I'm also familiar with Prolog and Haskell because I help teaching them at university, but I haven't actually worked with those languages yet.
My Smalltalk experiences so far
I learned Smalltalk at the same course of my university where I'm now a teaching assistant, 3 years and a half ago. We used Dolphin then, now we're about to start using Pharo.
In november 2008 I started working on a project for the National Ministry of Education of Argentina. The idea was to finish a Squeak and Seaside project that would simulate teacher salaries within the whole country, but it was poorly designed and we chose building it from scratch.
I mainly took care of the user interface of the system, but I've also designed a great part of the system's logic and did a lot of domain analysis. We started building the system using Squeak and Seaside, then we ported it to Pharo, but when we had to decide how we would manage persistence we ended up using GLASS.
After almost one year and a half, this system has just been deployed! So I can say that I have strongly participated in a successful Smalltalk project :)

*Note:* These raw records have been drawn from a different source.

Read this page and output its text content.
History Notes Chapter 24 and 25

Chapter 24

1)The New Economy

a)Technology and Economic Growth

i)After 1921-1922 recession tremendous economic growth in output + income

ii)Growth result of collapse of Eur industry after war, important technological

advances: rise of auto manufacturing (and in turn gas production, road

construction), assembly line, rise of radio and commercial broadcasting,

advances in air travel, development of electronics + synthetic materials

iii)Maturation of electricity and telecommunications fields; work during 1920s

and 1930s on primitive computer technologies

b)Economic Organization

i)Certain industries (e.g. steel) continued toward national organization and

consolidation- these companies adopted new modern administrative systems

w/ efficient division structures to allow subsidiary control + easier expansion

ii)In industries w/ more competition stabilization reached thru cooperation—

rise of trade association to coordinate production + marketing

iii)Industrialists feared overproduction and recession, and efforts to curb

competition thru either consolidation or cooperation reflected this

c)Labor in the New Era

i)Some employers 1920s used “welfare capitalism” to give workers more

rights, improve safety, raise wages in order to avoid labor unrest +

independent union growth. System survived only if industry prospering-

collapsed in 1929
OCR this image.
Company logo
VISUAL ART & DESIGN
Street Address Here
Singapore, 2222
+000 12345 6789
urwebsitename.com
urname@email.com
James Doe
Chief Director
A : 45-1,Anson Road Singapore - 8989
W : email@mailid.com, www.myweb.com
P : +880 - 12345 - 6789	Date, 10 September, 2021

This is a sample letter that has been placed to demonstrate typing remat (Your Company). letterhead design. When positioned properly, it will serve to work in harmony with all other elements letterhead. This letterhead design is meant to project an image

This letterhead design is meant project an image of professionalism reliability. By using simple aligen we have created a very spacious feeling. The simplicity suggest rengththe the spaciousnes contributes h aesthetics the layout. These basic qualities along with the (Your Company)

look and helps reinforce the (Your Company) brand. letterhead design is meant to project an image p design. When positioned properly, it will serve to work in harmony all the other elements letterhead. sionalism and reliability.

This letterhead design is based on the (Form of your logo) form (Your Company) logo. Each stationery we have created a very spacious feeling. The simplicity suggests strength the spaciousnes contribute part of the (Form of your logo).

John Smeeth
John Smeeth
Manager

Why am I interested in Smalltalk?
Because it's easy, it's simple, and I can have nice code. It reflects pretty much straight what object oriented programming means and the syntax it's really simple, so once you understand the paradigm, Smalltalk helps you to program object oriented almost without learning any new language. The simple syntax and the clean code helps producing code that auto-explains itself, and I love that.
Will I stay with Smalltalk after the project is finished?
Of course. I teach Smalltalk and I enjoy doing that, so that kind of keeps me "sticked with it". I've also enjoyed a lot working with Smalltalk. I'd like to keep working with Smalltalk and start contributing to the community that helped me on my work through great frameworks and already made solutions.